The act would provide new shelters and transitional housing, as well as the homeless management information system.

ST PAUL, Minn. — The Minnesota Department of Transportation cleared a homeless encampment at the intersection of East Lake Street and Hiawatha Tuesday morning, citing safety concerns along a highway right-of-way. 

At the same time, several state lawmakers and shelter providers stood at the State Capitol, urging lawmakers to pass the Pathway Home Act.

"It is an investment in our future generations," said Rep. Heather Keeler (DFL-04A), who authored the bill.

Homelessness across Minnesota has been declared a public health crisis as the number of unsheltered Minnesotans continues to rise. 

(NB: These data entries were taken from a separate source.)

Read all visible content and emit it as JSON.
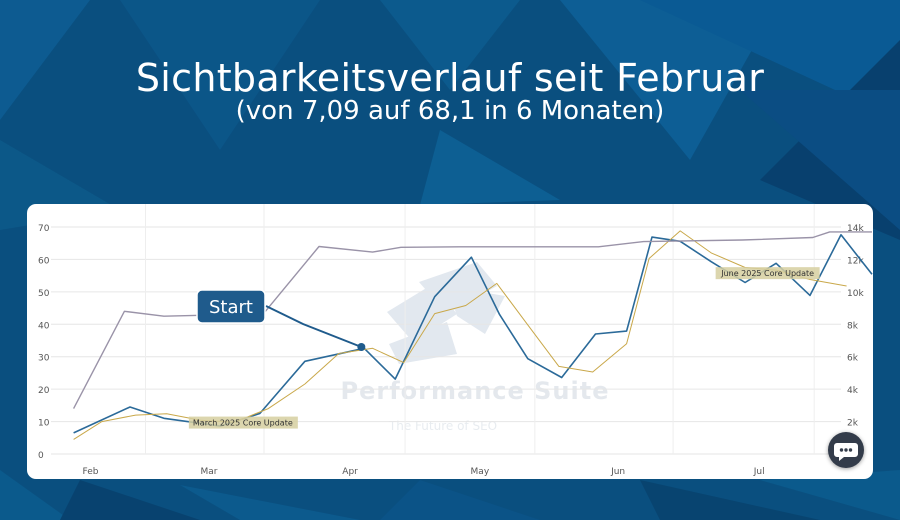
{
  "header": {
    "title": "Sichtbarkeitsverlauf seit Februar",
    "subtitle": "(von 7,09 auf 68,1 in 6 Monaten)"
  },
  "watermark": {
    "brand": "Performance Suite",
    "tagline": "The Future of SEO"
  },
  "chat_button": {
    "icon": "chat-bubble-icon"
  },
  "colors": {
    "background": "#0a4f7f",
    "visibility": "#2b6a99",
    "trend": "#c9a84a",
    "keywords": "#9a93a8",
    "callout": "#1f5b8c",
    "annotation_bg": "#d6cfa0"
  },
  "chart_data": {
    "type": "line",
    "x_ticks": [
      "Feb",
      "Mar",
      "Apr",
      "May",
      "Jun",
      "Jul"
    ],
    "x_tick_positions": [
      1.4,
      5.6,
      10.6,
      15.2,
      20.1,
      25.1
    ],
    "xlim": [
      0,
      28
    ],
    "ylim_left": [
      0,
      70
    ],
    "y_ticks_left": [
      0,
      10,
      20,
      30,
      40,
      50,
      60,
      70
    ],
    "ylim_right": [
      0,
      14000
    ],
    "y_ticks_right": [
      {
        "value": 2000,
        "label": "2k"
      },
      {
        "value": 4000,
        "label": "4k"
      },
      {
        "value": 6000,
        "label": "6k"
      },
      {
        "value": 8000,
        "label": "8k"
      },
      {
        "value": 10000,
        "label": "10k"
      },
      {
        "value": 12000,
        "label": "12k"
      },
      {
        "value": 14000,
        "label": "14k"
      }
    ],
    "grid": true,
    "series": [
      {
        "axis": "left",
        "points": [
          [
            0.8,
            6.5
          ],
          [
            2.8,
            14.5
          ],
          [
            4.0,
            11
          ],
          [
            6.0,
            8.6
          ],
          [
            7.4,
            12.5
          ],
          [
            9.0,
            28.6
          ],
          [
            11.1,
            32.6
          ],
          [
            12.2,
            23.1
          ],
          [
            13.6,
            48.5
          ],
          [
            14.9,
            60.7
          ],
          [
            15.9,
            43
          ],
          [
            16.9,
            29.4
          ],
          [
            18.1,
            23.6
          ],
          [
            19.3,
            37
          ],
          [
            20.4,
            37.9
          ],
          [
            21.3,
            66.9
          ],
          [
            22.3,
            65.6
          ],
          [
            23.4,
            59.3
          ],
          [
            24.6,
            52.9
          ],
          [
            25.7,
            58.8
          ],
          [
            26.9,
            48.9
          ],
          [
            28.0,
            67.6
          ],
          [
            29.1,
            55.4
          ]
        ]
      },
      {
        "axis": "left",
        "points": [
          [
            0.8,
            4.5
          ],
          [
            1.8,
            10
          ],
          [
            3.0,
            12
          ],
          [
            4.1,
            12.4
          ],
          [
            5.3,
            10.4
          ],
          [
            6.5,
            9.8
          ],
          [
            7.7,
            14
          ],
          [
            9.0,
            21.6
          ],
          [
            10.2,
            31
          ],
          [
            11.4,
            32.6
          ],
          [
            12.5,
            28.2
          ],
          [
            13.6,
            43.3
          ],
          [
            14.7,
            45.8
          ],
          [
            15.8,
            52.6
          ],
          [
            16.9,
            39.8
          ],
          [
            18.0,
            27
          ],
          [
            19.2,
            25.3
          ],
          [
            20.4,
            34
          ],
          [
            21.2,
            60.3
          ],
          [
            22.3,
            68.8
          ],
          [
            23.4,
            62
          ],
          [
            24.6,
            57.5
          ],
          [
            25.7,
            56.7
          ],
          [
            26.9,
            53.8
          ],
          [
            28.2,
            51.8
          ]
        ]
      },
      {
        "axis": "right",
        "points": [
          [
            0.8,
            2800
          ],
          [
            2.6,
            8800
          ],
          [
            4.0,
            8500
          ],
          [
            6.4,
            8600
          ],
          [
            7.6,
            8800
          ],
          [
            9.5,
            12800
          ],
          [
            11.4,
            12450
          ],
          [
            12.4,
            12750
          ],
          [
            14.5,
            12780
          ],
          [
            19.4,
            12780
          ],
          [
            21.0,
            13100
          ],
          [
            24.5,
            13200
          ],
          [
            27.0,
            13350
          ],
          [
            27.6,
            13700
          ],
          [
            29.1,
            13700
          ]
        ]
      }
    ],
    "annotations": [
      {
        "label": "March 2025 Core Update",
        "x": 6.8,
        "y": 10
      },
      {
        "label": "June 2025 Core Update",
        "x": 25.4,
        "y": 57
      },
      {
        "label": "Start",
        "x": 11.0,
        "y": 33
      }
    ]
  }
}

"On any given night there are about 20,000 people here in Minnesota who are experiencing homelessness, and 50,000 people will experience homelessness over the course of this year," explained Rhonda Otteson, with the Minnesota Coalition for the Homeless. 

Numbers representing the lives of many in marginalized communities. 

"Indigenous people are 30 times as likely, and Black people 12 times as likely than white people to be homeless. Hundreds of young people, particularly LGBTQIA youth do not have a permanent home," said Re. Liz Reyer, (DFL-52A)

Startling statistics for lawmakers and shelter providers, underlining the need to pass the Pathway Home Act. 

The act would provide new shelters and transitional housing, as well as the Homeless Management Information System (HMIS) — a database used to collect data on households experiencing or at risk of homelessness.

"It's a cost-effective step that reduces the need for more expensive and ongoing programming, but more importantly than that, it's our way to address the ongoing trauma that far too many people are experiencing," said Rep. Reyer. 

Trauma which Claudette McDowell is all too familiar with after losing her job and apartment in 2014.

"I never want to be homeless again, but I want to use my experience to change the system and make things better for all the people," said McDowell. 

"I urge our elected officials, please, please, please make sure this bill passes at the degree of urgency that we all are expecting and rightfully deserve," said Michael Goar, CEO of Catholic Charities. 

Providers say there are 86 projects across Minnesota that would create 3,500 shelter spaces that are ready to be funded, they're just facing a funding gap of roughly $200 million.